When we have a capital project to complete one of the most prevalent things on our minds is how do we make it happen as smoothly as possible?

Regardless of whether your end goal is to have a unit owner vote approve a capital improvement, communicating with residents is vital to ensuring that the project will be a success. Naturally, this step comes after the board has been made aware of the need for an improvement, but before any exploratory engineer fees for specifications or project biddings are contracted for.  

Even when a board has unanimously decided a capital project is essential there is a lot of benefit to be found in gaining the building’s unit owners buy-in.  If possible, take the time to gain an understanding of what projects are important to the unit owners. This vital research step will help you determine if the project will be favored or not and help choose the best method of communication to use with stakeholders.

It takes a little work, but clearly explaining the need for the capital project and its future benefits gives members better reason to quickly accept it. Getting this done is especially important for costly capital improvement projects that require an assessment to fund the work.

When you’re engaging in the early stages of communication also move to hire a project manager. This step will help to significantly reduce the burden on your board, the unit owners, and the property manager. As volunteer board members you have little time to oversee a capital project along with everything else you do, but by utilizing a project manager you get an experienced professional who is dedicated to completing the project. 

The project manager will advocate for efficiency and effectiveness, manage the timeline to close the project as swiftly as possible, and make the board look good in the process. Hire the right individual with the skills needed for your property and verify their ability to meet quality standards and construction code.

It can be a mistake to think that your property manager can serve as the project manager since property managers do not have the same expertise, nor can they spend the time to add value beyond completion of your project. In some cases, the property management firms charge a construction management fee separate from the management fee.
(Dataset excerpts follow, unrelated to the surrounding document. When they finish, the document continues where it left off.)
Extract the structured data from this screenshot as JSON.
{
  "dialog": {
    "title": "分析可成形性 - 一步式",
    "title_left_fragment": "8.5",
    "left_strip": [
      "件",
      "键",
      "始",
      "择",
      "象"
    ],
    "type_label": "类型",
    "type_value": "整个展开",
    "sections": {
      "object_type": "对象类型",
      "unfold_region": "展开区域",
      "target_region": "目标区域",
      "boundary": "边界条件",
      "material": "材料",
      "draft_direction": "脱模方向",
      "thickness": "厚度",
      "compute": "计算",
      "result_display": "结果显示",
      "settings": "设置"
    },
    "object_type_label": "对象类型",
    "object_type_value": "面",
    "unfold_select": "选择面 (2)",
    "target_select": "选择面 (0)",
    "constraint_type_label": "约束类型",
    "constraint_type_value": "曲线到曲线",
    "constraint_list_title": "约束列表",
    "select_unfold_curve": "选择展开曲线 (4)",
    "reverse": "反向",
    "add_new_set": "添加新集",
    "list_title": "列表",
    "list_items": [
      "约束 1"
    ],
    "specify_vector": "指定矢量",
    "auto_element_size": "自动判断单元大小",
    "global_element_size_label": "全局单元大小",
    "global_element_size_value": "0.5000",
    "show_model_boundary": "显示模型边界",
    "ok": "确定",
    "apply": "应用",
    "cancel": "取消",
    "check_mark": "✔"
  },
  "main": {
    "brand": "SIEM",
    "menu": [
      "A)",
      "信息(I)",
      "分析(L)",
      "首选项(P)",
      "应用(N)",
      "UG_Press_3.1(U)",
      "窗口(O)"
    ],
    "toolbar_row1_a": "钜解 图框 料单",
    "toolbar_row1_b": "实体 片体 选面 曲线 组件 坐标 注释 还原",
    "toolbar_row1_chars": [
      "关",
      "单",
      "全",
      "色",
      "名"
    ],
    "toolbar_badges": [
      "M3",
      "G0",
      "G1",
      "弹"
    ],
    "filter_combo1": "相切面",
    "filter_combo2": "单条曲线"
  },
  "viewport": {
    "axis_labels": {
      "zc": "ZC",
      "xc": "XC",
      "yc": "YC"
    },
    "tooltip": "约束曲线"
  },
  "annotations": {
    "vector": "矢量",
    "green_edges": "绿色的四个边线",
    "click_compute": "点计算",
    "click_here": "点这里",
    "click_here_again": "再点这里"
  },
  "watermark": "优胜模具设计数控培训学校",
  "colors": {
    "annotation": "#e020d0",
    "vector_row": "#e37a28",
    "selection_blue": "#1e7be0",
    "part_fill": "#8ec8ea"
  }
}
It always best to keep residents informed about major capital improvement plans by discussing them in meetings along with commonly used communication channels like email, the building’s website, newsletters, flyers, and social media. Getting buy-in from residents helps everyone. The most common conflict we see between residents and the board is inadequate communication. Thus, enhanced communication helps manage expectations and works toward them seeing that there is an end in sight. If you want to take an additional step, taking the time to send out surveys demonstrates that the board values their opinion.

Having board transparency clears the most common complaint residents have about capital improvements. Consistent, clear communication is essential and the board will find the process goes much more smoothly when residents are fully informed.